A Esperança Vol. I/Mulher perdida
Não a odieis, não, vós outras que tivesteis a fortuna de vos não desviardes da estrada da virtude; mas não ergaes a fronte orgulhosa e altiva, cuspindo-lhe no rosto e afastando-vos d'ella com receio de vos contaminardes aspirando junto a si o ar que crêdes infeccionado por essa desventurada... Porém, olhai a differença que houve do seu ao vosso nascimento: — Vós rodeadas de grandezas, sem vos faltar um só atavio d'aquelles que fazem realçar vossas graças e belleza; vós habitando em vastos e sumptuosos palacios dos quaes cada portatem seu pagem qne póde estorvar a entrada a algum amoroso amante. E ella nasceu pobre! Mas joven e bella tem como vós as mesmas aspirações, de seja garridices, quer como vós fazer conquistas; tudo n'ella é como em vós, vida, esperança, amor!.. Mas olha em roda de si e só vê pobreza!.. Resiste algum tempo ás seducções, porém, as promessas continuam, promessas d;um futuro brilhante, que lhe annuncia a abundancia; mas elle não desanima, continúa a combater a sua victima que está já enlevada na contemplação de ricas prendas, que jamais possuiu e que a sua candidez não soube recusa. E como não tem quem guarde suas portas, céde aos rogos d'abrir a deshoras a unica que tem a sua pequena e pobre casa!.. Eis o primeiro passo da perdição!.. Mais eil-a já coberta d'ouropeis, eil-a já no meio das grandezas, frequentando os theatros, passeando de carrinho. Eil-a que adquire novas relações, recebendo novos amantes quando o primeiro está ausente... Oh! ninguem a inveje... que em breve suas sedas e velludos irão desapparecer ficando-lhe os vestidos d'outr'ora, ou talvez que inda mais pobres!.. O primeiro amante que anhelava um pretexto para abandonal-a retira-se sem custo e sem remorsos pela ter pervertido e os segundos que a veem menos pretendida já não teem empenho de a possuirem... E eil-a agora despresada pela classe opulenta e gastando sem economia quanto possuia!... Eil-a outra vez pobre!.. Mas agora bem mais desgraçada, porque cahida na senda do vicio, tem outras ambições, quer só regalos e commodidades, não se sujeitando mais ao trabalho do qual vivia, antes de se prostituir. Não a odeies... cada vez é mais infeliz!..
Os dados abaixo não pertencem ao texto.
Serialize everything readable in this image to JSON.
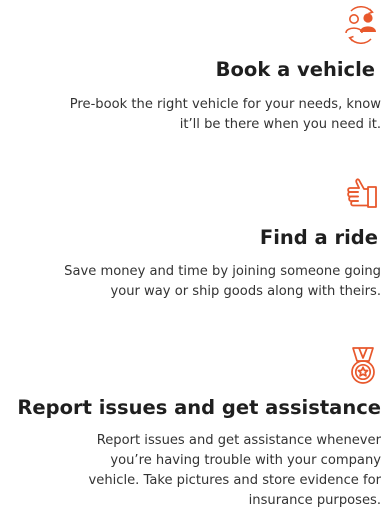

A sua vida desregrada roubou-lhe antes do tempo a formosura; as faces que desputavam a alvura do jasmin e o encarnado da rosa tornaram-se macillentas e descóradas e os olhos amortiçados pela languidez perderam todo o seu brilho! E' a rosa que murchou e cahida agora na terra, ninguem a levanta, ninguem se lembra que ella foi já bella, desviam-na com o pé para que não estorve a passagem e vão colher as que estão ainda lindas, em botão!..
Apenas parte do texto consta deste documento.